This is something to highlight as to the differences between TKD and karate and why bunkai might be a low yield effort at least with regard to KKW poomsae. Within the Okinawan karate I am familiar with, the motion within the kata are only regarded as starting places. It is 'fine' to change up the directional flow or the bodily posture of the presenter to come up with a viable application of the form. Some of the explicit usages I've been taught in fact append footwork not even in the kata originally itself, and senior karate-ka even exhort their juniors to not be bound by the embusen of the form when seeking to master the meaning of the kata.
Exactly. I've seen some reverse engineered applications from forms that were so far removed from the actual movements themselves that I could hardly recognize it as being related. People stretch all sorts of applications into these forms, to the point of ridiculousness.
My point, if you wish to study applications based on okinawan theories, then my suggestion would be to study those okinawan arts themselves, and keep them separate as much as possible. I study taekwondo and hapkido, and as much as possible, I keep them separate, which is easy for me to do, because my mind works like that. Compartmentalizing is a natural thing for me, work is work, home is home, martial arts is martial arts and I have no problems keeping them all separate.
Here is another observation: Those who have the least understanding of kukki taekwondo are the ones most likely to veer off and adopt things from other arts to fill the gaps in their knowledge. It is only natural and I too was guilty of that early on. We all were. That's one of the reasons why I have so many books, being part of the bruce lee era, I and a lot of people who lived through that listened to Bruce's words "If it helps you in a fight, then you should use it, it doesn't matter where it comes from". We were all making chop suey back then, blending whatever we could into our own personal art.
I did that mainly because I did not have access to very high level instruction, and therefore I was forced to teach myself. So Bruce Lee's permission in this regard was the sort of thing that I needed to hear. But ultimately, for me, Bruce's words were not right for me, because doing what he said I could do prevented me from seeing my chosen arts in the manner that they were meant to be seen, by the pioneers and creators of those arts.

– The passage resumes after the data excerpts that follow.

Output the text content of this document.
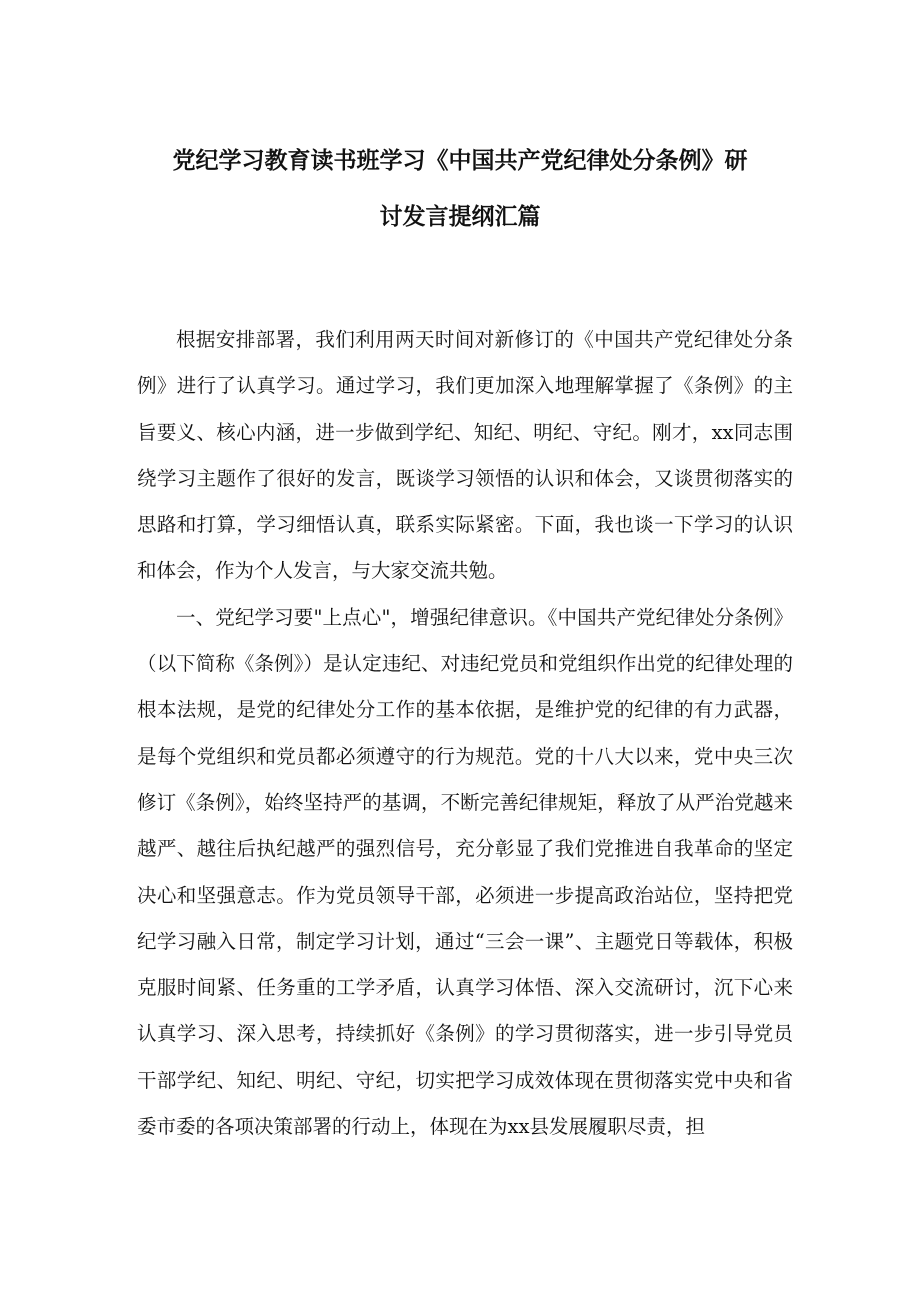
党纪学习教育读书班学习《中国共产党纪律处分条例》研
讨发言提纲汇篇

根据安排部署，我们利用两天时间对新修订的《中国共产党纪律处分条例》进行了认真学习。通过学习，我们更加深入地理解掌握了《条例》的主旨要义、核心内涵，进一步做到学纪、知纪、明纪、守纪。刚才，xx同志围绕学习主题作了很好的发言，既谈学习领悟的认识和体会，又谈贯彻落实的思路和打算，学习细悟认真，联系实际紧密。下面，我也谈一下学习的认识和体会，作为个人发言，与大家交流共勉。

一、党纪学习要"上点心"，增强纪律意识。《中国共产党纪律处分条例》（以下简称《条例》）是认定违纪、对违纪党员和党组织作出党的纪律处理的根本法规，是党的纪律处分工作的基本依据，是维护党的纪律的有力武器，是每个党组织和党员都必须遵守的行为规范。党的十八大以来，党中央三次修订《条例》，始终坚持严的基调，不断完善纪律规矩，释放了从严治党越来越严、越往后执纪越严的强烈信号，充分彰显了我们党推进自我革命的坚定决心和坚强意志。作为党员领导干部，必须进一步提高政治站位，坚持把党纪学习融入日常，制定学习计划，通过“三会一课”、主题党日等载体，积极克服时间紧、任务重的工学矛盾，认真学习体悟、深入交流研讨，沉下心来认真学习、深入思考，持续抓好《条例》的学习贯彻落实，进一步引导党员干部学纪、知纪、明纪、守纪，切实把学习成效体现在贯彻落实党中央和省委市委的各项决策部署的行动上，体现在为xx县发展履职尽责，担
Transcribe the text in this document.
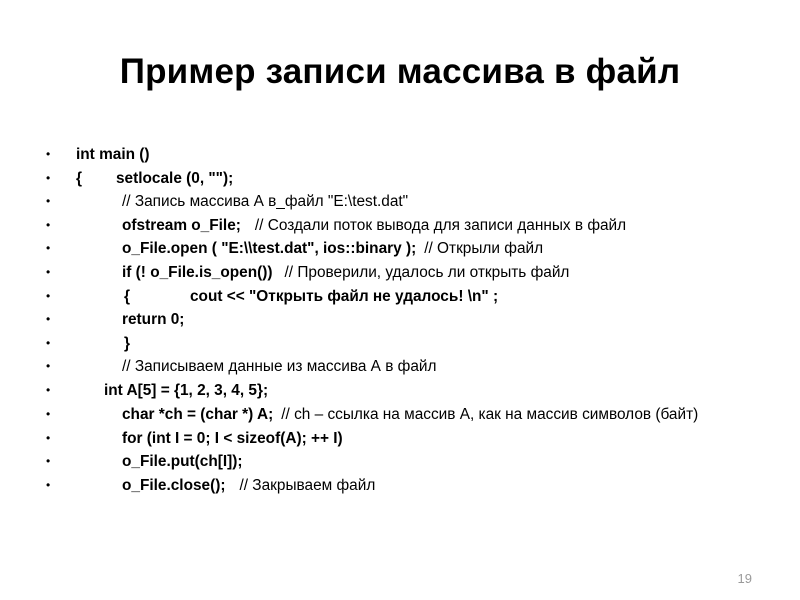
Пример записи массива в файл
• int main ()
• { setlocale (0, "");
•	// Запись массива А в_файл "E:\test.dat"
•	ofstream o_File; // Создали поток вывода для записи данных в файл
•	o_File.open ( "E:\\test.dat", ios::binary ); // Открыли файл
•	if (! o_File.is_open()) // Проверили, удалось ли открыть файл
•	{	cout << "Открыть файл не удалось! \n" ;
•	return 0;
•	}
•	// Записываем данные из массива А в файл
•	int A[5] = {1, 2, 3, 4, 5};
•	char *ch = (char *) A; // ch – ссылка на массив А, как на массив символов (байт)
•	for (int I = 0; I < sizeof(A); ++ I)
•	o_File.put(ch[I]);
•	o_File.close(); // Закрываем файл
19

It's wasn't until I gained access to very high level practitioners in taekwondo and hapkido that my ideas started to change. It suddenly became important to me to understand these arts from the perspective of those pioneers, especially if I wanted to travel the long road that they themselves traveled. I started thinking less about myself and what was important to me and more about the arts in their pure form and what was important to that. Of course we all put our own signature on the arts that we study, the bottomline is that I wanted my arts to transform me, and not the other way around.
Yet another way to view it: When study something like kukki taekwondo, or even itf taekwon-do, there is a framework and picture of what we are supposed to look like, and to a large extent, to think about. Our understanding of our art is to a large extent like building a giant jigsaw puzzle, and our job is to first understand what that puzzle looks like, and then put the pieces together in the right way so that we have an undistorted picture.
Some people, a lot of people, maybe even most people, do not have all the pieces. But instead of seeking out more pieces of the puzzle, they instead grab pieces from another art and use those pieces to fill in the blank spaces. Do that too much, and you end up with a puzzle that looks completely different. Then when discussions such as these come up, you are looking at your puzzle, while I am looking at mine, and we each think we are looking at the same picture when in reality we are not.
The people who most enjoy what I have to say and take to heart the things that I have to say, are the ones who, like me, are interested in seeing taekwondo or hapkido or whatever as they are meant to be seen, from the creators' eyes and viewpoint. To that end, I try to freely share concepts and philosophies as explained by those pioneers, so that people have a road map as to where they need to go, if they wish to follow in my footsteps. I try to as much as possible give them the cover to the box of the jigsaw puzzle so that they can see ahead of time what the picture will look like.
Those who are "opposed" to me, like adding pieces from different puzzles, because frankly they don't care what the accurate picture of taekwondo is about. What they care about is their perspective, their american god given right to do whatever the hell they want to do and no one is going to tell them different.